Back a few decades ago, it was a common thing for kids to be asked in a classroom setting what they wanted to be when they grew up, as in what they wanted to do professionally. Many wanted to be fireman, policemen, and even adventurous things like astronauts. Do you know what happened to a lot of those kids as they got older and fell in love? Many of them grew up wanting to be country music songwriters, writing excellent songs about meeting their love or driving their trucks, drinking their beer, etc.
Many of these people grew up to write hit songs for country music radio. Many are trying that right now and are joining up with songwriting classes, reading as many songwriting tips as they can handle, and joining communities like SongTown and reading blogs like these looking for advice. Well, speaking of advice, we take country music very seriously and would like to offer the best advice we can, by telling you that you have to love to write.
Not only “love to write” as in having a passion for it. What we mean is that you have to love – then you can write! Love first, then write later. Why do we say that? It’s because no matter what the song topic is, generally speaking, songs come from a place of love. Oh, you doubt that? Okay; think about the worst breakup song you can think of. Maybe “Give it Away” by George Strait, written by Jamey Johnson. It’s about a wife and husband splitting, but her being so done with the relationship that she doesn’t want anything, not even the half of finances to which she’s entitled to under United States law. That’s how over she is with it. Well, how can someone be that over something if they didn’t have love first?
You have to had really, really loved something that strongly to be that put off by it. So, for up and coming songwriters looking to pen a smash hit on modern country music radio, what we’re telling you is that you need to tap into those emotions you have that are centered on love, either past or present. Heartwarming songs and heartache songs are borne of the same emotional core, just different results lead to different writing inspiration.

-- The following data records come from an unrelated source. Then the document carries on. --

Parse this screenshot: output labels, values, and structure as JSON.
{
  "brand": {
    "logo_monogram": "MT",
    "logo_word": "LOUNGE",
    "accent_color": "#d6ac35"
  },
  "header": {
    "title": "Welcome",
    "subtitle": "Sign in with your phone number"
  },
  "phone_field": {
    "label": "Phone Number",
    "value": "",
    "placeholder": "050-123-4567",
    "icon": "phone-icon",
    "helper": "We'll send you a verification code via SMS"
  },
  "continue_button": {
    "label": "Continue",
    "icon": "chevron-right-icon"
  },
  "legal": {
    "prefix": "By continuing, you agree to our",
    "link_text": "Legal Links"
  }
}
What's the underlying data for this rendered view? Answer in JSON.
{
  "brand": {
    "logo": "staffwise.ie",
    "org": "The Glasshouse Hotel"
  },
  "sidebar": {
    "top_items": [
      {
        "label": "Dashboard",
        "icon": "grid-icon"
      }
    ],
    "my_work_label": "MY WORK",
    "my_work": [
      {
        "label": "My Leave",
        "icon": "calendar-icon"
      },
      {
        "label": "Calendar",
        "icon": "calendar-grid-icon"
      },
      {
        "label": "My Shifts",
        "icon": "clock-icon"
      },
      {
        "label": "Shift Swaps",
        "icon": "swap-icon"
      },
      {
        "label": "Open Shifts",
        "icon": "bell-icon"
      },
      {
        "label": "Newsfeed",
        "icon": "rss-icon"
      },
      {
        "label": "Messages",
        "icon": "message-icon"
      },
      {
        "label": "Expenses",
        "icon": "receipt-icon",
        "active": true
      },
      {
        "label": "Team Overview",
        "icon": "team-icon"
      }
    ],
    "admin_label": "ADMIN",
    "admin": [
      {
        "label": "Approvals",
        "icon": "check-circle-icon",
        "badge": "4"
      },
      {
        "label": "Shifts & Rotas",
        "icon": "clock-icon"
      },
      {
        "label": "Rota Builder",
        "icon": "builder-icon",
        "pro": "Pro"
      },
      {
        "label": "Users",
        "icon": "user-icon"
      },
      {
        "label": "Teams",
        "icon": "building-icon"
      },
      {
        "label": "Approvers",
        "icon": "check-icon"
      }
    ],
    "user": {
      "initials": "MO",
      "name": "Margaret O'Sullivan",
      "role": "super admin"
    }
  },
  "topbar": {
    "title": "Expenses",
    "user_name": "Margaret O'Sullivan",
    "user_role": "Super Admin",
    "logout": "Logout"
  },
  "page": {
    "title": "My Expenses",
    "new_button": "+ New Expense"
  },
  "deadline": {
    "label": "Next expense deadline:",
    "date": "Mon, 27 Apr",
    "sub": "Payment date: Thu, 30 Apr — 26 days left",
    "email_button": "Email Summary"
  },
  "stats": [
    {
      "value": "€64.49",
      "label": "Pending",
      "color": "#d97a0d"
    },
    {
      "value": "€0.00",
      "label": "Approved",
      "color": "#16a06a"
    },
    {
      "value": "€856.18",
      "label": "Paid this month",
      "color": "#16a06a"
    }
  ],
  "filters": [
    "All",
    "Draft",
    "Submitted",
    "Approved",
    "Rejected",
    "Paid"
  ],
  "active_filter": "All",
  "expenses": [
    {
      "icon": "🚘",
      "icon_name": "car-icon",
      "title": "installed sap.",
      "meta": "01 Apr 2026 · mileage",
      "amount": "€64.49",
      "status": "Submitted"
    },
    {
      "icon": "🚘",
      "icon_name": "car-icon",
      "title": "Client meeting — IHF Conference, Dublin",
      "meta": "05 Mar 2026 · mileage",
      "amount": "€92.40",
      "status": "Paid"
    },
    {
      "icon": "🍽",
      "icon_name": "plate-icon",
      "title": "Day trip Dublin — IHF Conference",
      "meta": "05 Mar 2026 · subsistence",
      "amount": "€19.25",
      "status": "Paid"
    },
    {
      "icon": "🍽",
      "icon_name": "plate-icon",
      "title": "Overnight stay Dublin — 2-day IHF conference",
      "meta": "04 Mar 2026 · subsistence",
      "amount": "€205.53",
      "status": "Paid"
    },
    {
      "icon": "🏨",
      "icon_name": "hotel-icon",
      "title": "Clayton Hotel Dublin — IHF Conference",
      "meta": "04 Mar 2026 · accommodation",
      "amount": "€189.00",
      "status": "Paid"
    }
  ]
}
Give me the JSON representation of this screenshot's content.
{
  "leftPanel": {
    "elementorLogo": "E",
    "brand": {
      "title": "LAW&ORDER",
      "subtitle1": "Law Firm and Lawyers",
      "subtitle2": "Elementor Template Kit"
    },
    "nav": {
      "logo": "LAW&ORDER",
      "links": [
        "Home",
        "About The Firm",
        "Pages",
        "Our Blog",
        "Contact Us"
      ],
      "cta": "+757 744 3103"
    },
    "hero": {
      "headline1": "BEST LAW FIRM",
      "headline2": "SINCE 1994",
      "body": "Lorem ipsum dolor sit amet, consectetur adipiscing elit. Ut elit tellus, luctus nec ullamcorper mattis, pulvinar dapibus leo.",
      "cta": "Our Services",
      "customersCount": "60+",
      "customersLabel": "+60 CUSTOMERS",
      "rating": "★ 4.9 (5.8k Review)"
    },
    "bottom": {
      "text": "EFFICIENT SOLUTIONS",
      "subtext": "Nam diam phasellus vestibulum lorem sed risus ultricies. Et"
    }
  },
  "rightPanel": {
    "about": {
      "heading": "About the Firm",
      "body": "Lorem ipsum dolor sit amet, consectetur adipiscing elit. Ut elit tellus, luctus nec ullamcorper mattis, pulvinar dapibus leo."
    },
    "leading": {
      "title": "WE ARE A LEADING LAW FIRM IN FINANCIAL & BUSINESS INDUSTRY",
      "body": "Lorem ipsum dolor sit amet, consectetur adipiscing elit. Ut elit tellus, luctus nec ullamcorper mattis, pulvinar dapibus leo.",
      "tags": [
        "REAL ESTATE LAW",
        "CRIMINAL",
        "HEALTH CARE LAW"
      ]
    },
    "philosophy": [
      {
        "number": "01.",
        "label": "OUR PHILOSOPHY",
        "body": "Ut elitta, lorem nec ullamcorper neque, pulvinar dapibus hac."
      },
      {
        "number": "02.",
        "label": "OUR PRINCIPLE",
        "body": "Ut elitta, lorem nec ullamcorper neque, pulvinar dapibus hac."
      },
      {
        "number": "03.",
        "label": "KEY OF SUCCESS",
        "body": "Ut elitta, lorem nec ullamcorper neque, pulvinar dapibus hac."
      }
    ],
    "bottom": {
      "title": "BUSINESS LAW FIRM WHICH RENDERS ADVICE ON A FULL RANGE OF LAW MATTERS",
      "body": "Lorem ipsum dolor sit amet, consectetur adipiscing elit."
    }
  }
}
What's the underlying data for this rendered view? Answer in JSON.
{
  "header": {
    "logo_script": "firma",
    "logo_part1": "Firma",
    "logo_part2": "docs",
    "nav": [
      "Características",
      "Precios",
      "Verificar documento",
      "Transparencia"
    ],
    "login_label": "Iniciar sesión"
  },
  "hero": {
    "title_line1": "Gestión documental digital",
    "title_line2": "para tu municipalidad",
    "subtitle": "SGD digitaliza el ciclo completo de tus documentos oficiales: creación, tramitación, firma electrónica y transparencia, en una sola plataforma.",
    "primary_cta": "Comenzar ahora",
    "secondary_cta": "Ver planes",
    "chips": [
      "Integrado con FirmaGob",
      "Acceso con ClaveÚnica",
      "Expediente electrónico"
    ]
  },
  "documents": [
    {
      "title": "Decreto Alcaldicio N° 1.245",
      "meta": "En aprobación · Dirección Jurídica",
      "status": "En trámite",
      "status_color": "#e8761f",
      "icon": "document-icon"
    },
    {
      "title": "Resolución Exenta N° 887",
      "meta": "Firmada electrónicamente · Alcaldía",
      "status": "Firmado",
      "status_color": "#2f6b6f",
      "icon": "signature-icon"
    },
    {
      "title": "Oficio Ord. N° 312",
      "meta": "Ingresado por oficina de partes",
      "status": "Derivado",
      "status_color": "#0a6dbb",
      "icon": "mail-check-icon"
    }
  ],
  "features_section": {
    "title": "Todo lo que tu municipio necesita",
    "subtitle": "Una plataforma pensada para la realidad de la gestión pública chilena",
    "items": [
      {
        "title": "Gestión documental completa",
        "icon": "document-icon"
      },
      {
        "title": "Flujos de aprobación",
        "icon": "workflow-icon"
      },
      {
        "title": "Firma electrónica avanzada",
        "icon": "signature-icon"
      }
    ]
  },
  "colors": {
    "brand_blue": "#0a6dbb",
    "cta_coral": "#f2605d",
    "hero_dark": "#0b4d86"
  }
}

How Love and Loss Changed the World
Hit country music is far from the only genre that deals in love. Every genre dabbles in love, with some genres entirely driven by it. Though country music is unique in that nothing’s for show. You don’t have to gather up four guys who can dance in time and sing harmonies to deliver a compelling love song. You can have one skinny, drunk man staggering on stage with a Stetson and an acoustic guitar and sing “Your Cheatin’ Heart” and develop a fan base of millions upon millions of people, because it’s just real. It’s real stuff that people go through. Finding love, being in love, and losing that love – they’re roads we’ve all walked. The best country music songwriters today don’t need to take songwriting classes to learn how to love. Many just need to learn how to channel that love, how to use those emotions to write hit songs.
Imagine the place you met the current person you love. Imagine how you thought about them when you saw them, or on your first date, or the first time you made love. Imagine that you proposed, or were proposed to, and how you felt. If you’ve been through it, and you can stand dredging it up, imagine when you lost that love and how much it crushed you. Imagine everything falling to pieces. Now imagine you’re a hopeful country music songwriter who wants to reach people with great writing. These are the things you want to draw on to deliver stellar music. It’s the falling in and out of love that really drives country music.
Sure, there’s beer and trucks and dogs and farms and country roads – but all of that comes from love first and foremost. There’s no other way around it. If you want to write better songs, it takes more than just songwriting classes or songwriting tips. You have to love, and then you can write good music.